しかし俺たちが騙されたことに変わりはない。俺は千里とともに立ち上がり、燃え上がる怒りを春乃と光莉にぶつけた。
「おい!! 俺たちに『えっち』って言ってくれる約束だったろうが!!」
「僕と恭弥は楽しみにしてたんだぞ!! 耳元で『えっち、へんたーい』って囁いてくれるのを!!」
「千里。ちなみにお前が囁いてくれてもいいんだぞ。今の感じで」
焼きたての肉を数枚口の中に放り込まれ、口の中の皮膚が全部はがれた。責任を取って千里とは濃厚なキスをしたいと思う。濃厚なキスをしながら時々口を話して耳元にそっと寄せて「きもちいい?」って聞いてもらうんだ! ぐふふ。
「そんなに言うてもらいたいん? そういうんてシチュエーションが大事なんちゃう?」
「じゃあ『えっち』って言われる一番いいシチュエーションは何か選手権しようぜ」
「任せなさい」
「僕のためにあるような選手権だね」
「言う側だろ、お前は」
「死にてぇのか?」
千里から殺意があふれ始めたので、迷いなく土下座を披露して薫が家で言っていた千里の好きなところをこっそり耳打ちすると、「むふーっ」とご満悦な様子で俺を許してくれた。許せ、薫。俺の命が助かるなら、「千里ちゃんに言わないでね」と言っていた情報を放出しても構わないだろう?
「まずは私からね。『日葵と二人きりで、優しいキスを数回してるときにそっと胸に手を伸ばした瞬間、日葵が漏らす「あっ……もう、えっち」』」
「ほんまに反省しとるんか?」
「反省の意味を知らない可能性があるね」
「ただ失意の底から復帰してくるだけの破壊力はあるな」
これを言いたいがために失意の底から復帰してきたのかと思うと末恐ろしい。
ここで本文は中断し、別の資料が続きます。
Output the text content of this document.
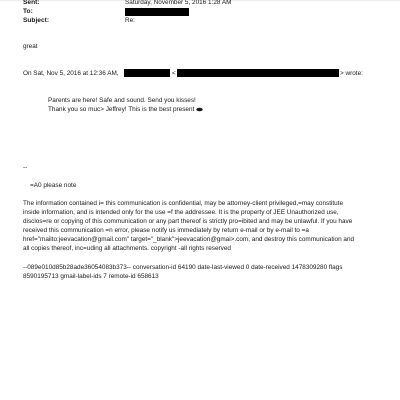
Sent:	Saturday, November 5, 2016 1:28 AM
To:
Subject:	Re:
great
On Sat, Nov 5, 2016 at 12:36 AM,	<	> wrote:
Parents are here! Safe and sound. Send you kisses!
Thank you so muc> Jeffrey! This is the best present
--
=A0 please note
The information contained i= this communication is confidential, may be attorney-client privileged,=may constitute
inside information, and is intended only for the use =f the addressee. It is the property of JEE Unauthorized use,
disclos=re or copying of this communication or any part thereof is strictly pro=ibited and may be unlawful. If you have
received this communication =n error, please notify us immediately by return e-mail or by e-mail to =a
href="mailto:jeevacation@gmail.com" target="_blank">jeevacation@gmai>.com, and destroy this communication and
all copies thereof, inc=uding all attachments. copyright -all rights reserved
--089e010d85b28ade36054083b373-- conversation-id 64190 date-last-viewed 0 date-received 1478309280 flags
8590195713 gmail-label-ids 7 remote-id 658613
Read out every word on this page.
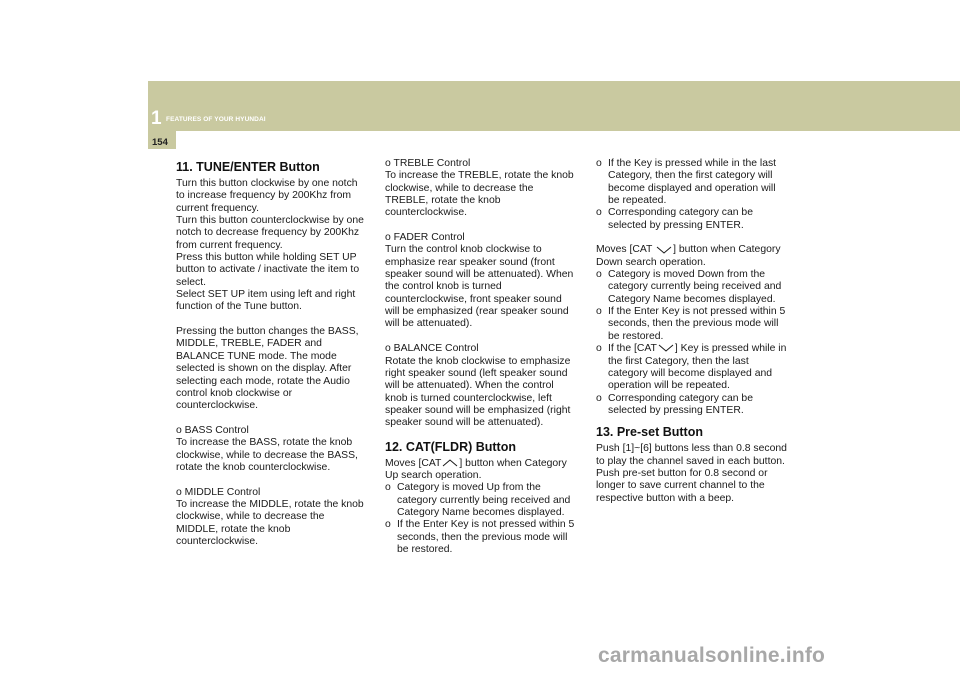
1 FEATURES OF YOUR HYUNDAI
154
11. TUNE/ENTER Button

Turn this button clockwise by one notch to increase frequency by 200Khz from current frequency.

Turn this button counterclockwise by one notch to decrease frequency by 200Khz from current frequency.

Press this button while holding SET UP button to activate / inactivate the item to select.

Select SET UP item using left and right function of the Tune button.

Pressing the button changes the BASS, MIDDLE, TREBLE, FADER and BALANCE TUNE mode. The mode selected is shown on the display. After selecting each mode, rotate the Audio control knob clockwise or counterclockwise.

o BASS Control
To increase the BASS, rotate the knob clockwise, while to decrease the BASS, rotate the knob counterclockwise.
o MIDDLE Control
To increase the MIDDLE, rotate the knob clockwise, while to decrease the MIDDLE, rotate the knob counterclockwise.
o TREBLE Control
To increase the TREBLE, rotate the knob clockwise, while to decrease the TREBLE, rotate the knob counterclockwise.
o FADER Control
Turn the control knob clockwise to emphasize rear speaker sound (front speaker sound will be attenuated). When the control knob is turned counterclockwise, front speaker sound will be emphasized (rear speaker sound will be attenuated).
o BALANCE Control
Rotate the knob clockwise to emphasize right speaker sound (left speaker sound will be attenuated). When the control knob is turned counterclockwise, left speaker sound will be emphasized (right speaker sound will be attenuated).
12. CAT(FLDR) Button
Moves [CAT ] button when Category Up search operation.
o Category is moved Up from the category currently being received and Category Name becomes displayed.
o If the Enter Key is not pressed within 5 seconds, then the previous mode will be restored.
o If the Key is pressed while in the last Category, then the first category will become displayed and operation will be repeated.
o Corresponding category can be selected by pressing ENTER.
Moves [CAT ] button when Category Down search operation.
o Category is moved Down from the category currently being received and Category Name becomes displayed.
o If the Enter Key is not pressed within 5 seconds, then the previous mode will be restored.
o If the [CAT ] Key is pressed while in the first Category, then the last category will become displayed and operation will be repeated.
o Corresponding category can be selected by pressing ENTER.
13. Pre-set Button

Push [1]~[6] buttons less than 0.8 second to play the channel saved in each button. Push pre-set button for 0.8 second or longer to save current channel to the respective button with a beep.

carmanualsonline.info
やはり光莉を構成するのは日葵への想いがほとんどだというのは間違いないみたいだ。
「ほな次私! 『前かがみになった時ふと胸が見えて、それに気づいた私から言われる囁くような「えっち」』」
「見えないものを見ようとしないでしょ」
「天体観測始めそうだな」
「あれは見ようとするんでしょ」
「それもそうか」
「それは私の胸に興味ないってことでええん?」
襟を指でくいっとした瞬間、俺と千里の視線が春乃に注がれる。その瞬間春乃がにんまりと笑い、俺と千里は降伏宣言。同時に幸福宣言。そういやないないって言ってたけど今日あるって気づかされたばっかじゃん。……まぁ、前かがみになった時に見えるほどかって言われると、どうだろう。あはは。
「じゃあ次は僕かな。『抱き合ってるときに興奮してるのがばれて、薫ちゃんが微笑みながら言う「えっち」』」
「しゅぽぽー!!!」
「兄貴の前で妹の妄想ぶちまけるってどんな神経してんだ?」
「それで大興奮してる変態をスルーすんのもおかしいと思うんやけど」
光莉は今に始まったことじゃないし、今は好きにさせておいた方が日葵のこと考えなくて済むだろうから。
っていうか、なんか生々しいんだよな。むしろ実体験な気がしてならない。妙に熱がこもってたし、俺がいない間に二人で一緒いる機会結構あったし。それ以上の行為はないにしても、その程度の行為ならあってもおかしくない。
聞いてみた方が早いか。
「なぁ千里。それって実体験?」
「い、いや? 違うよ?」
「別に怒らねぇよ。薫も受け入れてたんだろうしな」
「なーんだ。うん、そうだよ。薫ちゃんがぎゅってしたいって言ってくれてね。えへへ」
指をパチン、と鳴らすと、俺の隣に日葵と恭華が現れる。千里の表情が絶望に染まった。
「らしい」
「許せないね。薫ちゃんはまだ中学生なのに。私の妹なのに」
「再確認するが、千里は薫に汚いものを押し付けたってことだよな?」
「待って! 不可抗力だ!! そっ、それにそれ以上の行為はしてないし!!」
「でも年上ならそうなっちまう可能性があることは全部避けるべきじゃねぇの?」
「ははは。殺せ」
俺に逃げ道を塞がれた千里は殺された。